While it’s possible to deploy using a multi-container setup (Nextcloud + MySQL/MariaDB containers), I don’t really advise it just because of the lack of available logging. What we’ll worry about in this post is setting up the local storage for NextCloud docker container and talk about database later on. This also implies that we won’t be using SQLite, it just doesn’t work and I doubt the persistent storage would be fast enough anyways.

Persistent Storage

The biggest problem with App Service is persistent storage. When using app service the assumption is that the node the instance is running on can be restarted and/or deployed to a new node at any time and anything changed or stored are lost forever. The only thing you can expect to persist between instances is the application code or in this case the docker container.

There are a couple of options for persistent storage, hint, there is one option that is (unscientifically) an order of magnitude slower than the other. This blog post from Tom Kerkhove does a fantastic job at explaining the options.

Summary of the post, there are two options:

1. App Service Persistent Shared Storage (MS Docs)
2. Azure Storage Account File Share (MS Docs, maybe it’s a little old?)

Option #2 is excessively slower, the app will eventually load and configure but it’s more or less unusable (think 30-60 seconds minimum to load pages).

Option #1 is quite a bit faster and it’s usable but it’s not fast.
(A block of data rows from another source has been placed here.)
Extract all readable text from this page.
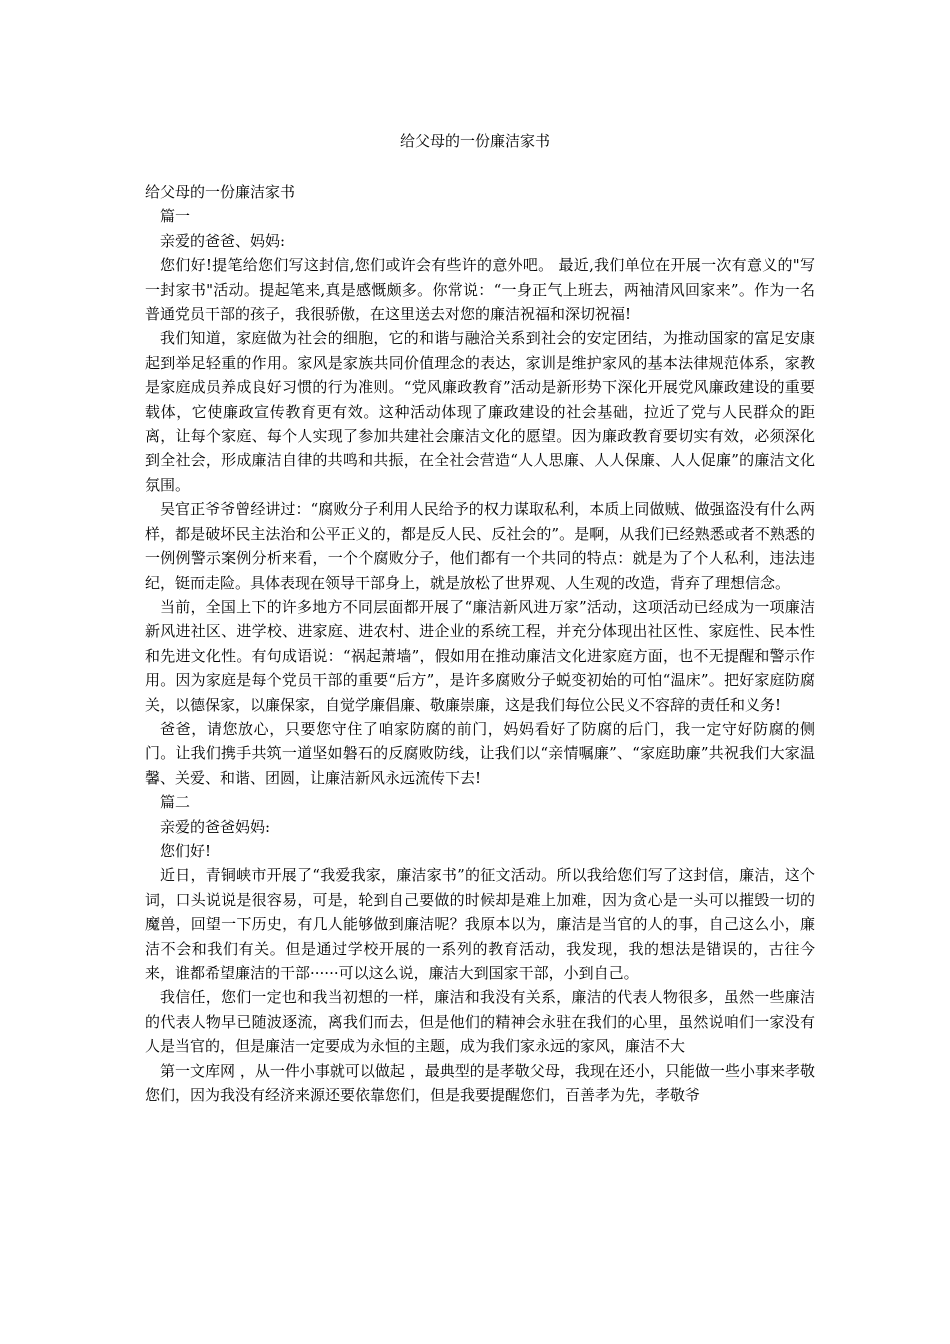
给父母的一份廉洁家书

给父母的一份廉洁家书

篇一

亲爱的爸爸、妈妈:

您们好!提笔给您们写这封信,您们或许会有些许的意外吧。 最近,我们单位在开展一次有意义的"写一封家书"活动。提起笔来,真是感慨颇多。你常说：“一身正气上班去，两袖清风回家来”。作为一名普通党员干部的孩子，我很骄傲，在这里送去对您的廉洁祝福和深切祝福!

我们知道，家庭做为社会的细胞，它的和谐与融洽关系到社会的安定团结，为推动国家的富足安康起到举足轻重的作用。家风是家族共同价值理念的表达，家训是维护家风的基本法律规范体系，家教是家庭成员养成良好习惯的行为准则。“党风廉政教育”活动是新形势下深化开展党风廉政建设的重要载体，它使廉政宣传教育更有效。这种活动体现了廉政建设的社会基础，拉近了党与人民群众的距离，让每个家庭、每个人实现了参加共建社会廉洁文化的愿望。因为廉政教育要切实有效，必须深化到全社会，形成廉洁自律的共鸣和共振，在全社会营造“人人思廉、人人保廉、人人促廉”的廉洁文化氛围。

吴官正爷爷曾经讲过：“腐败分子利用人民给予的权力谋取私利，本质上同做贼、做强盗没有什么两样，都是破坏民主法治和公平正义的，都是反人民、反社会的”。是啊，从我们已经熟悉或者不熟悉的一例例警示案例分析来看，一个个腐败分子，他们都有一个共同的特点：就是为了个人私利，违法违纪，铤而走险。具体表现在领导干部身上，就是放松了世界观、人生观的改造，背弃了理想信念。

当前，全国上下的许多地方不同层面都开展了“廉洁新风进万家”活动，这项活动已经成为一项廉洁新风进社区、进学校、进家庭、进农村、进企业的系统工程，并充分体现出社区性、家庭性、民本性和先进文化性。有句成语说：“祸起萧墙”，假如用在推动廉洁文化进家庭方面，也不无提醒和警示作用。因为家庭是每个党员干部的重要“后方”，是许多腐败分子蜕变初始的可怕“温床”。把好家庭防腐关，以德保家，以廉保家，自觉学廉倡廉、敬廉崇廉，这是我们每位公民义不容辞的责任和义务!

爸爸，请您放心，只要您守住了咱家防腐的前门，妈妈看好了防腐的后门，我一定守好防腐的侧门。让我们携手共筑一道坚如磐石的反腐败防线，让我们以“亲情嘱廉”、“家庭助廉”共祝我们大家温馨、关爱、和谐、团圆，让廉洁新风永远流传下去!

篇二

亲爱的爸爸妈妈:

您们好!

近日，青铜峡市开展了“我爱我家，廉洁家书”的征文活动。所以我给您们写了这封信，廉洁，这个词，口头说说是很容易，可是，轮到自己要做的时候却是难上加难，因为贪心是一头可以摧毁一切的魔兽，回望一下历史，有几人能够做到廉洁呢？我原本以为，廉洁是当官的人的事，自己这么小，廉洁不会和我们有关。但是通过学校开展的一系列的教育活动，我发现，我的想法是错误的，古往今来，谁都希望廉洁的干部······可以这么说，廉洁大到国家干部，小到自己。

我信任，您们一定也和我当初想的一样，廉洁和我没有关系，廉洁的代表人物很多，虽然一些廉洁的代表人物早已随波逐流，离我们而去，但是他们的精神会永驻在我们的心里，虽然说咱们一家没有人是当官的，但是廉洁一定要成为永恒的主题，成为我们家永远的家风，廉洁不大

第一文库网 ，从一件小事就可以做起 ，最典型的是孝敬父母，我现在还小，只能做一些小事来孝敬您们，因为我没有经济来源还要依靠您们，但是我要提醒您们，百善孝为先，孝敬爷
From what I understand the underlying architecture between the two is that they are mapped network storage (obviously #2 is), one is closer to the node (and faster) than the other.

Deployment

Storage Account

Nothing fancy, just deploying a standard v2 storage account. We’re only going to use this for file storage all the configurations will sit in the shared persistent storage on the App Service. However you technically don’t need this, if you are going to use another type of storage built into NextCloud like AWS S3 or BlackBlaze (which is S3 compatible). But I would recommend doing it as you only pay based on usage.

What this will create is a new storage account, a file share named nextcloud-data, and retrieves the storage key.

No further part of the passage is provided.